Local

Court says DeKalb can garnish commissioner's salary

DEKALB COUNTY, Ga. — Channel 2 Action News has learned that a DeKalb County commissioner with a history of personal financial problems was just confronted with an expensive new problem.
 
Channel 2 investigative reporter Richard Belcher reported, for the second time in a year, a court ordered that DeKalb County garnish the commissioner's salary.
 
Commissioner Sharon Barnes Sutton's trail of apparent financial mismanagement goes back nearly 20 years and includes bad checks, late taxes and garnishments.
 
She dealt with the latest garnishment, for $39,229  in students loans, just days after Channel 2 started asking questions.
 
As far back as 1996, Sutton pleaded no contest to writing bad checks. In 2009, there were more arrest warrants for bad checks. Then last year, Channel 2 discovered she hadn't paid her property taxes.
 
When asked how Sutton could overlook paying her taxes, she said "Well, this is my first year of being mortgage free where I have to go pay (my mortgage). All of my life I've had a mortgage."
 
Having no mortgage means no monthly payments, plus she owns her home free and clear. The county said the home is worth $163,000. That's about four times what she owes for unpaid college loans.
 
Channel 2 saw a Porsche parked outside the house Wednesday.

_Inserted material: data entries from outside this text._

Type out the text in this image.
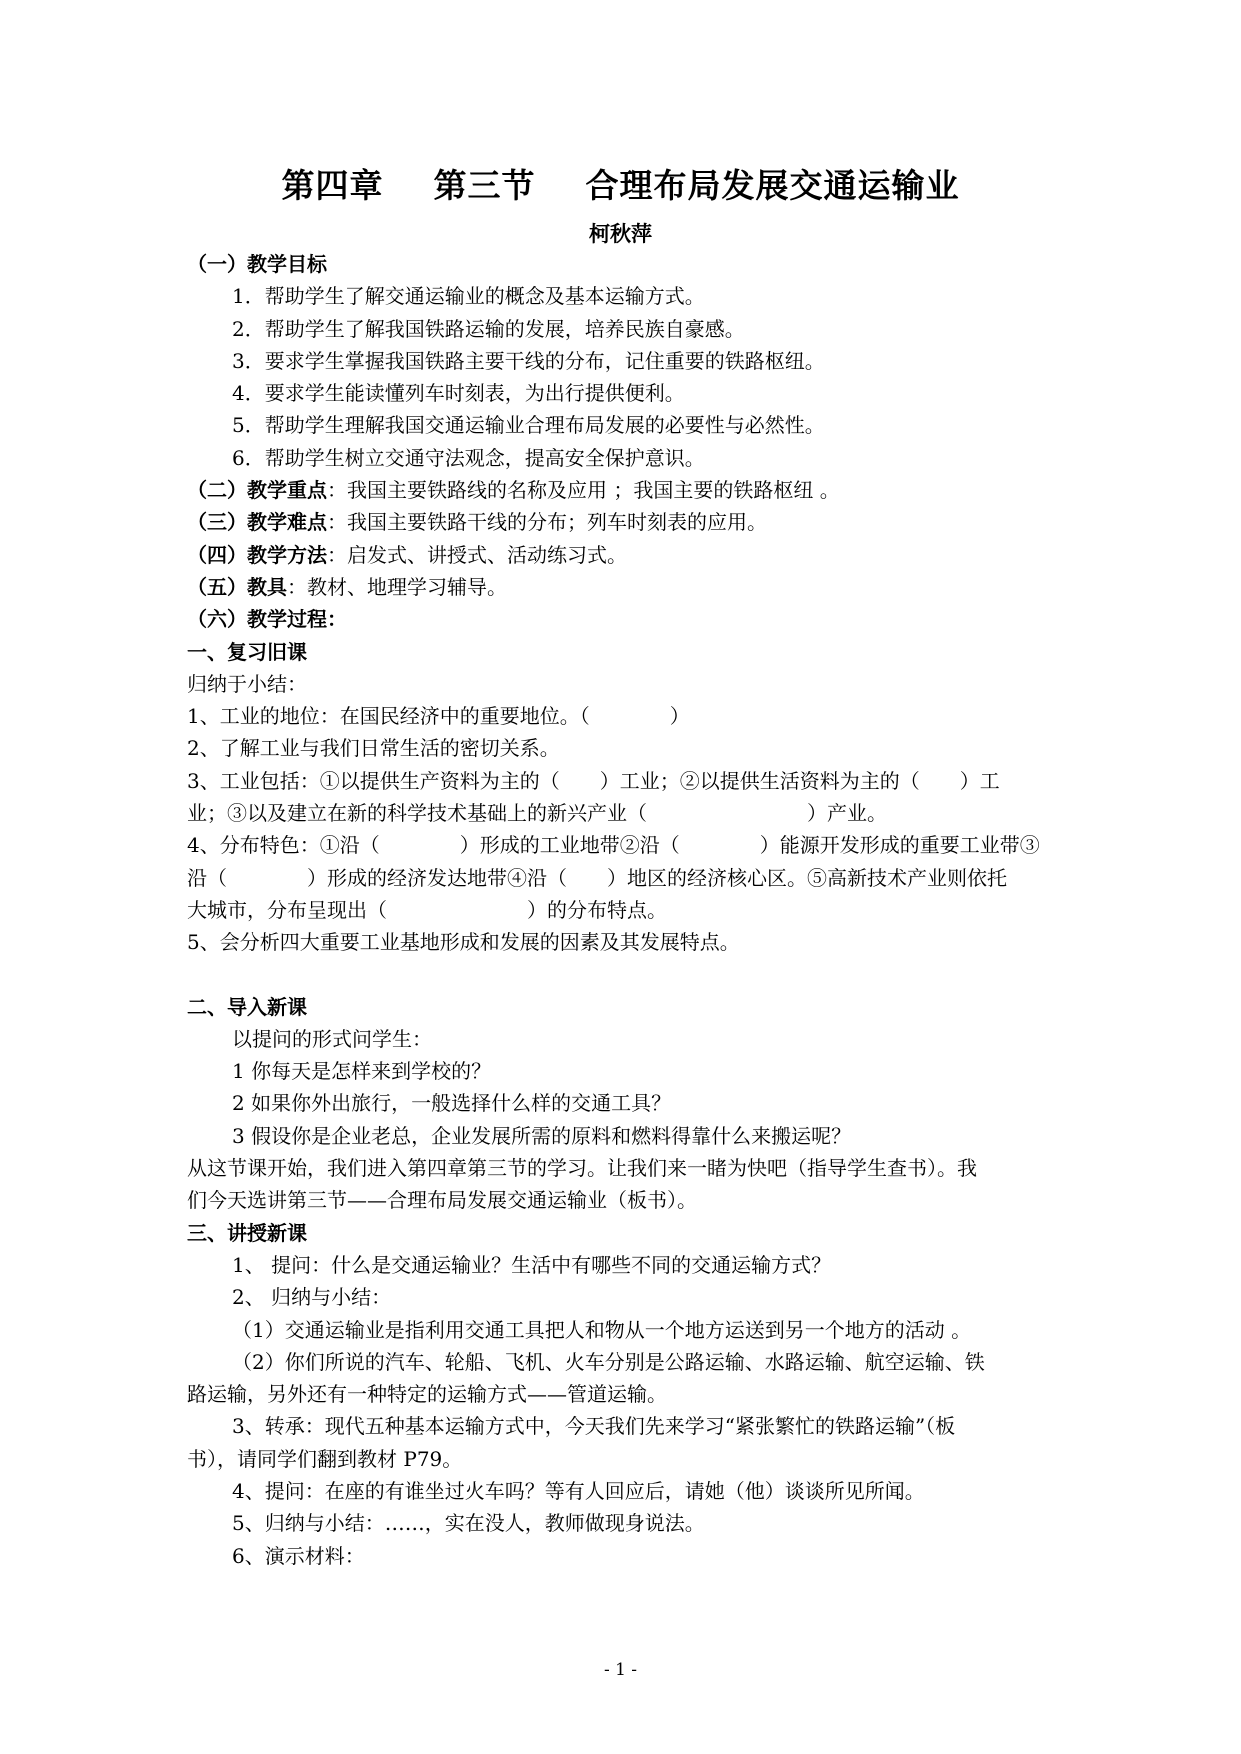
第四章 第三节 合理布局发展交通运输业
柯秋萍
（一）教学目标
1．帮助学生了解交通运输业的概念及基本运输方式。
2．帮助学生了解我国铁路运输的发展，培养民族自豪感。
3．要求学生掌握我国铁路主要干线的分布，记住重要的铁路枢纽。
4．要求学生能读懂列车时刻表，为出行提供便利。
5．帮助学生理解我国交通运输业合理布局发展的必要性与必然性。
6．帮助学生树立交通守法观念，提高安全保护意识。
（二）教学重点：我国主要铁路线的名称及应用 ；我国主要的铁路枢纽 。
（三）教学难点：我国主要铁路干线的分布；列车时刻表的应用。
（四）教学方法：启发式、讲授式、活动练习式。
（五）教具：教材、地理学习辅导。
（六）教学过程：
一、复习旧课
归纳于小结：
1、工业的地位：在国民经济中的重要地位。（　　　　）
2、了解工业与我们日常生活的密切关系。
3、工业包括：①以提供生产资料为主的（　　）工业；②以提供生活资料为主的（　　）工
业；③以及建立在新的科学技术基础上的新兴产业（　　　　　　　　）产业。
4、分布特色：①沿（　　　　）形成的工业地带②沿（　　　　）能源开发形成的重要工业带③
沿（　　　　）形成的经济发达地带④沿（　　）地区的经济核心区。⑤高新技术产业则依托
大城市，分布呈现出（　　　　　　　）的分布特点。
5、会分析四大重要工业基地形成和发展的因素及其发展特点。
二、导入新课
以提问的形式问学生：
1 你每天是怎样来到学校的？
2 如果你外出旅行，一般选择什么样的交通工具？
3 假设你是企业老总，企业发展所需的原料和燃料得靠什么来搬运呢？
从这节课开始，我们进入第四章第三节的学习。让我们来一睹为快吧（指导学生查书）。我
们今天选讲第三节——合理布局发展交通运输业（板书）。
三、讲授新课
1、 提问：什么是交通运输业？生活中有哪些不同的交通运输方式？
2、 归纳与小结：
（1）交通运输业是指利用交通工具把人和物从一个地方运送到另一个地方的活动 。
（2）你们所说的汽车、轮船、飞机、火车分别是公路运输、水路运输、航空运输、铁
路运输，另外还有一种特定的运输方式——管道运输。
3、转承：现代五种基本运输方式中，今天我们先来学习“紧张繁忙的铁路运输”（板
书），请同学们翻到教材 P79。
4、提问：在座的有谁坐过火车吗？等有人回应后，请她（他）谈谈所见所闻。
5、归纳与小结：……，实在没人，教师做现身说法。
6、演示材料：
- 1 -
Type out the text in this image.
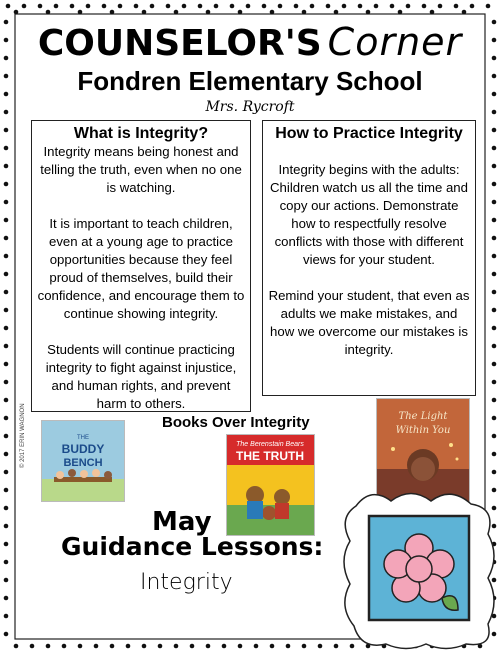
COUNSELOR'S Corner
Fondren Elementary School
Mrs. Rycroft
What is Integrity?
Integrity means being honest and telling the truth, even when no one is watching.
It is important to teach children, even at a young age to practice opportunities because they feel proud of themselves, build their confidence, and encourage them to continue showing integrity.
Students will continue practicing integrity to fight against injustice, and human rights, and prevent harm to others.
How to Practice Integrity
Integrity begins with the adults: Children watch us all the time and copy our actions. Demonstrate how to respectfully resolve conflicts with those with different views for your student.
Remind your student, that even as adults we make mistakes, and how we overcome our mistakes is integrity.
© 2017 ERIN WAGNON	Books Over Integrity
THE
BUDDY
BENCH
The Berenstain Bears
THE TRUTH
The Light
Within You
May
Guidance Lessons:
Integrity
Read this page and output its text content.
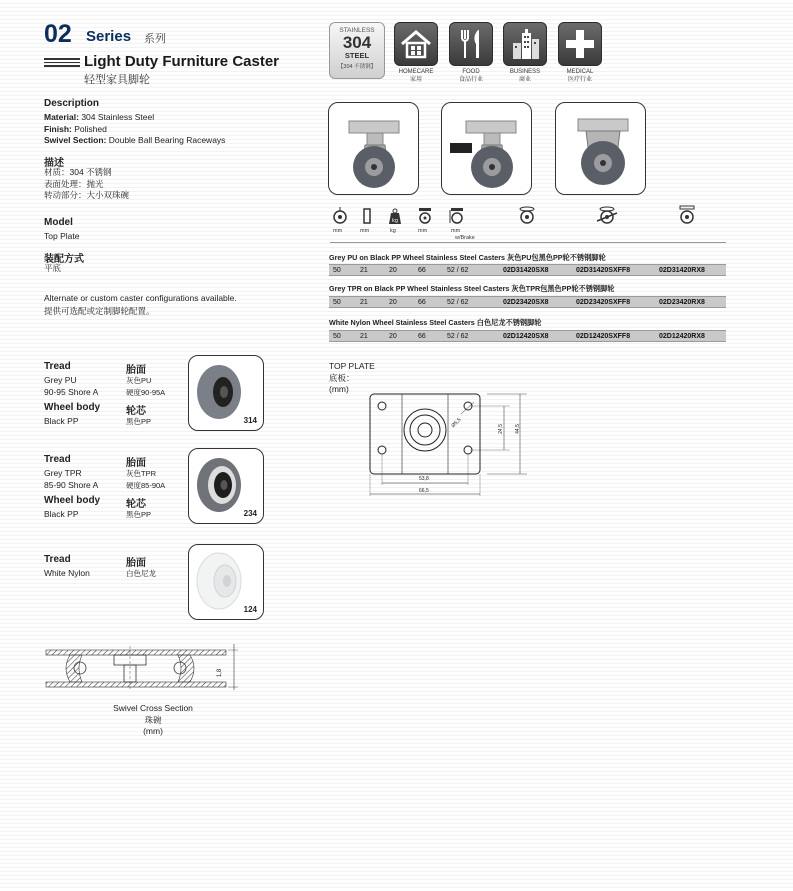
02 Series 系列
Light Duty Furniture Caster
轻型家具脚轮
STAINLESS
304
STEEL
【304 不锈钢】
HOMECARE
家用
FOOD
食品行业
BUSINESS
商业
MEDICAL
医疗行业
Description
Material: 304 Stainless Steel
Finish: Polished
Swivel Section: Double Ball Bearing Raceways
描述
材质：304 不锈钢
表面处理：抛光
转动部分：大小双珠碗
Model
Top Plate
装配方式
平底
Alternate or custom caster configurations available.
提供可选配或定制脚轮配置。
kg
mm	mm	kg	mm	mm
w/Brake
Grey PU on Black PP Wheel Stainless Steel Casters 灰色PU包黑色PP轮不锈钢脚轮
50	21	20	66	52 / 62	02D31420SX8	02D31420SXFF8	02D31420RX8
Grey TPR on Black PP Wheel Stainless Steel Casters 灰色TPR包黑色PP轮不锈钢脚轮
50	21	20	66	52 / 62	02D23420SX8	02D23420SXFF8	02D23420RX8
White Nylon Wheel Stainless Steel Casters 白色尼龙不锈钢脚轮
50	21	20	66	52 / 62	02D12420SX8	02D12420SXFF8	02D12420RX8
TOP PLATE
底板：
(mm)
Ø5,5
24,5 44,5
53,8
66,5
Tread	胎面
Grey PU
90-95 Shore A
灰色PU
硬度90-95A
Wheel body	轮芯
Black PP	黑色PP	314
Tread	胎面
Grey TPR
85-90 Shore A
灰色TPR
硬度85-90A
Wheel body	轮芯
Black PP	黑色PP	234
Tread	胎面
White Nylon	白色尼龙
124
1,8
Swivel Cross Section
珠碗
(mm)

The commissioner also drives an BMW, which has been spotted on  several occasions parked outside the county commission offices in Decatur.
 
DeKalb County received the latest court order to garnish her commissioner's salary July 7. It's for nearly $40,000 in unpaid college loans.
 
She reached an agreement with the lender Tuesday, three days after Channel 2 filed an open records request.
 
Attorney Quinton Washington said Sutton lost track of her student loans when she tried to consolidate several loans.
 
"What happens is that it's tough to keep track of them, so she thought she had consolidated them, and she had not consolidated that one loan and now she's consolidated all of them into one payment," Washington said.
 
Earlier this year, Sutton settled a separate garnishment order for nearly $7,000 days after Channel 2 started digging into it.
 
Last year, she wrote a check for her overdue property taxes after Channel 2 pointed out that she'd failed to pay.

Earlier this year, an investigation by Channel 2's Jodie Fleischer revealed that Sutton was under investigation by federal agents regarding county purchasing card policies and usage. Sutton and another commissioner, Elaine Boyer, and their aides, spent a combined $30,000 at stores like Target, Walmart, Office Depot and Best Buy, without keeping the receipts.